Article
Building a Learning Personalization Engine from Platform Evidence
Introduction: personalization starts with evidence quality
Learning personalization is easy to describe and difficult to build responsibly. A useful system needs more than a learner score or a recommendation list. It needs to know where the evidence came from, how platform events were normalized, which assumptions were applied, and how a teacher or operator can review the output.
This project is a private-code case study for that problem. The public version intentionally omits employer and deployment-specific details. The relevant engineering story is the architecture: authenticated probes, event contracts, mastery tracing, recommendation inventory, and teacher-facing review surfaces.
Related: for the shorter case-study version, see the Learning Personalization Engine project page.

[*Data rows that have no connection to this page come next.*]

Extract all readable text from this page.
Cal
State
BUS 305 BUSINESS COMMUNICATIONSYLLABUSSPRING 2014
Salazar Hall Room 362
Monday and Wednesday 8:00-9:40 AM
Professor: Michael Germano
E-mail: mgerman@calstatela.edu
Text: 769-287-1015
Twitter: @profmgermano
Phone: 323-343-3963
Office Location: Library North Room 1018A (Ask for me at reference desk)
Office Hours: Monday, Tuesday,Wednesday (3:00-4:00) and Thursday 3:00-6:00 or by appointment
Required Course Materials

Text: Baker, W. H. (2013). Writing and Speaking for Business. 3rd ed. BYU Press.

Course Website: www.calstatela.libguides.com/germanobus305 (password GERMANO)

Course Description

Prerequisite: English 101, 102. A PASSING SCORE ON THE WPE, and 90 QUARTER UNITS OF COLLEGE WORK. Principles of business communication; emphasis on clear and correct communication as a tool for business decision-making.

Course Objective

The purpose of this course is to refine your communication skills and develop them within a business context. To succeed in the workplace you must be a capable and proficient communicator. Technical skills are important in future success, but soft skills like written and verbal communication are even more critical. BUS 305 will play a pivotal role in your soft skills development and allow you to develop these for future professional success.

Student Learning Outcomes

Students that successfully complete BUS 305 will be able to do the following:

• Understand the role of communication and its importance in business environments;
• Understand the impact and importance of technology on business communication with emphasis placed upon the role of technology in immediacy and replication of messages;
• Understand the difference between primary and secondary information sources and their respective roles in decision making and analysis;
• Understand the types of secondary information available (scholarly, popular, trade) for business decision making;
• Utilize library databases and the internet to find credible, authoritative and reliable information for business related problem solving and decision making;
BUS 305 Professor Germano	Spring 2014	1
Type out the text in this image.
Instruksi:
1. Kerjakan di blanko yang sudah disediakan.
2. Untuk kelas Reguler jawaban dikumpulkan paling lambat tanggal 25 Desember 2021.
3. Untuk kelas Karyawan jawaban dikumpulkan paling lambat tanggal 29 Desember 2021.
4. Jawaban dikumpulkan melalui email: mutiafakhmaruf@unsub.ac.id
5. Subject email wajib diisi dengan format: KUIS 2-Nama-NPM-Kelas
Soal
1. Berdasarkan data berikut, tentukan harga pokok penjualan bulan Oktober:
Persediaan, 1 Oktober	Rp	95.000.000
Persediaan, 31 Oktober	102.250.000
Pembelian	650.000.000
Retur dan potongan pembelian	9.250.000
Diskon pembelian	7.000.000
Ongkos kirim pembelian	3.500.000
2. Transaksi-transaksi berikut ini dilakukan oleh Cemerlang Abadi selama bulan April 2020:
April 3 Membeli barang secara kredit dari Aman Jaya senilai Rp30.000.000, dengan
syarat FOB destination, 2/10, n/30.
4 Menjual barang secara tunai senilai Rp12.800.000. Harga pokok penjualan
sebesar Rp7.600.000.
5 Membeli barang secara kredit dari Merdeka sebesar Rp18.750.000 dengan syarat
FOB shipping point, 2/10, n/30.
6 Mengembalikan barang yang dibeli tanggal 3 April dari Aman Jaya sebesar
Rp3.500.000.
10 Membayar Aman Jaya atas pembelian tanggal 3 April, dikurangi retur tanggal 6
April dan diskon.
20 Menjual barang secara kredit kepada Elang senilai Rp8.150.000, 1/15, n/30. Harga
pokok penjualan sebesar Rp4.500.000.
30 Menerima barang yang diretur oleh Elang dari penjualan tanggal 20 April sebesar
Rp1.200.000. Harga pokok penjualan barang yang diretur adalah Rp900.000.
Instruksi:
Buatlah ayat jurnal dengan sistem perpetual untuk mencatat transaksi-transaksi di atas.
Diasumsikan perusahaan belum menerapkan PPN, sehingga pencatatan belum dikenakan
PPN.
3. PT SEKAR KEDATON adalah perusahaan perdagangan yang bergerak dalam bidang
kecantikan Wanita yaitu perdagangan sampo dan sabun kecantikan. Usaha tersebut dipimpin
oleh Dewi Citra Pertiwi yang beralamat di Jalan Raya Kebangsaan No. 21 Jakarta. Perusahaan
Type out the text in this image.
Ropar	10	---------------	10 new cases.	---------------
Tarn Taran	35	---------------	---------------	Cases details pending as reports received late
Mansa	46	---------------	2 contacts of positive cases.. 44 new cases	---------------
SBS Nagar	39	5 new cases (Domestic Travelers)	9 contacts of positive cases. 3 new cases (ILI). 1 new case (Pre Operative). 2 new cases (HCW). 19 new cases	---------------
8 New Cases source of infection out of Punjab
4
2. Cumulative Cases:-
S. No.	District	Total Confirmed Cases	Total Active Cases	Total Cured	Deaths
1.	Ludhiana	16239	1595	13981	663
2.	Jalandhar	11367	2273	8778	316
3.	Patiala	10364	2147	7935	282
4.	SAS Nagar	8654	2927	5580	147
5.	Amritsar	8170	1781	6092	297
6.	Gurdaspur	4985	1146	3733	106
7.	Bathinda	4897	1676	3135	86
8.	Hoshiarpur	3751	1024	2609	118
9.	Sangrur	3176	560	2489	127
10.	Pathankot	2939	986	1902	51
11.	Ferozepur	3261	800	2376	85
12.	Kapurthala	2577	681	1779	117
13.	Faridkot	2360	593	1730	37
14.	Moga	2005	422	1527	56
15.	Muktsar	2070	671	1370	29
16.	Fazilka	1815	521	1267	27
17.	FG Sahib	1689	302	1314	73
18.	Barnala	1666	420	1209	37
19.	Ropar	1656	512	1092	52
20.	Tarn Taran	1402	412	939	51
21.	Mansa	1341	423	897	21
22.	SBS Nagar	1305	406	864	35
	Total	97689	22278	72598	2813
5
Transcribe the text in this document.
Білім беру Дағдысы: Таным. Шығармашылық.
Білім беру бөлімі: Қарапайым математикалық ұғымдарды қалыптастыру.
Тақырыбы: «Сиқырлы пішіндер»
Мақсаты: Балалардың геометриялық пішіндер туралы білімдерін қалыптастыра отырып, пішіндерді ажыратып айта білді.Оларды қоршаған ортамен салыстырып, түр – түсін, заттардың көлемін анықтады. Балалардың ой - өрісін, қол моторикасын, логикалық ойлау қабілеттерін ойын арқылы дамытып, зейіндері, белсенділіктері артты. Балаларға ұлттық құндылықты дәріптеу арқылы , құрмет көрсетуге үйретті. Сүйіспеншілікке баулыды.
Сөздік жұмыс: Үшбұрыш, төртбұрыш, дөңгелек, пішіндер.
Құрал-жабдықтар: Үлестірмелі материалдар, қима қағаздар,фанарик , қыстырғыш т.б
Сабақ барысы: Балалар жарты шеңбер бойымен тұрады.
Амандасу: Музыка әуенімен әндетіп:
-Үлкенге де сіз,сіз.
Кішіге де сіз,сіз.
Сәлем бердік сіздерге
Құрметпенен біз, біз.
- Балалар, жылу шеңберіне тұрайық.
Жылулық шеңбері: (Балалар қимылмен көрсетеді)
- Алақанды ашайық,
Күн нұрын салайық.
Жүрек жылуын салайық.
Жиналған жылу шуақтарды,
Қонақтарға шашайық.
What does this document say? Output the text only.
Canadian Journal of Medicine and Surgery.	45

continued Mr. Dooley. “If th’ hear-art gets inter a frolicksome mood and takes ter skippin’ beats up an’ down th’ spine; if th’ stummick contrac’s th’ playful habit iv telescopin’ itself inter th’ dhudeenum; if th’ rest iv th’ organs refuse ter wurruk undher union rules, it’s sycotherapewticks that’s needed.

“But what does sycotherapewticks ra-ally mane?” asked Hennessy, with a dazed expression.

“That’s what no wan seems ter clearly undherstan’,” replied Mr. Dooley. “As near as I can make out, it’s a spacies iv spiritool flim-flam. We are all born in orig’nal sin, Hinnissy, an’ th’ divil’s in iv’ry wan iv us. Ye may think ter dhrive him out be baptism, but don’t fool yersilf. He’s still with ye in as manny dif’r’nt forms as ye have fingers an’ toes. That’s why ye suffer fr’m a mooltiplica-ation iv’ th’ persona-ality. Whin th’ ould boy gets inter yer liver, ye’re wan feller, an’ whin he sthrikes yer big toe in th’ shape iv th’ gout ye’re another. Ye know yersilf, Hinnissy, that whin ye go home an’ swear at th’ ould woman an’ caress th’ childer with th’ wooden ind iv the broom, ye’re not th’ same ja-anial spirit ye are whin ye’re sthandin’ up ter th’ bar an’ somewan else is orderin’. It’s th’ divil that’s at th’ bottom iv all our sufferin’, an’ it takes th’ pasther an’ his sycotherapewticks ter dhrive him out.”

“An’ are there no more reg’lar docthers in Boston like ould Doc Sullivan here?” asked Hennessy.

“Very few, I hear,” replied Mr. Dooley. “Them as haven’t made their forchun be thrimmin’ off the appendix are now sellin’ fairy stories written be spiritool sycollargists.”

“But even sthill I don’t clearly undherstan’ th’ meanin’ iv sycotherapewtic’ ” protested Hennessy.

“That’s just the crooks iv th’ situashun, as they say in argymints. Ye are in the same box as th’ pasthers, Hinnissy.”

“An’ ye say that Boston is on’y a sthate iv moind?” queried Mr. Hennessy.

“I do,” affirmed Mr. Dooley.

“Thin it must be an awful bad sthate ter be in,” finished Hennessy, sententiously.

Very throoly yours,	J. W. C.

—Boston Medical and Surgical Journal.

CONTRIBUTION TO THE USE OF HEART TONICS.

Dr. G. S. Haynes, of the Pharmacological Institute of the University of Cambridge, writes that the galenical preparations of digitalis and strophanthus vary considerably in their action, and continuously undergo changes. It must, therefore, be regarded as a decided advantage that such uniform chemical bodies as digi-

The product boundary is platform evidence, not a generic learner model
The repo treats platform observations as raw evidence that must be cleaned before they can support personalization. That is the right boundary. Without an event contract, the model can only guess what an activity means.
The useful parts of the system are therefore upstream of the recommendation:
- event parsing and metadata normalization
- profile rollups for learner activity
- mastery updates that preserve assumptions
- recommendation inventory rules
- teacher-view summaries that expose what the system believes and why
This makes the system less flashy than a generic AI tutor demo, but more usable as an operations layer.
Knowledge tracing is only one layer
Bayesian-style mastery tracing gives the engine a structured way to update learner state, but it is not the whole product. The stronger design choice is separating the tracing layer from the recommendation and review layers.
That split matters because a mastery estimate should not automatically become an intervention. The system still needs to ask what recommendation is appropriate, what evidence supports it, and whether the output should be reviewed before it reaches a learner-facing workflow.
Verification keeps the private system inspectable
Because the underlying platform surface is private, the public portfolio should not depend on raw screenshots or deployment-specific claims. The repo handles that by keeping fixture-driven validation and tests close to the core logic.
The local test suite covers event normalization, knowledge tracing, metadata parsing, recommendation inventory behavior, local stores, pilot configuration, and end-to-end output generation. That is the public signal that matters: the system is not just a narrative around a private platform. It has executable checks around the parts that make personalization defensible.
The broader lesson: recommendations need review surfaces
Personalization work becomes more credible when it is framed as decision support rather than hidden automation. The useful interface is not only “what should happen next?” It is also:
- what evidence led to this recommendation
- what mastery state changed
- which assumptions are still uncertain
- what a teacher or operator should review before acting
That is the main portfolio takeaway. The system uses model logic, but the product value comes from turning platform evidence into inspectable recommendations.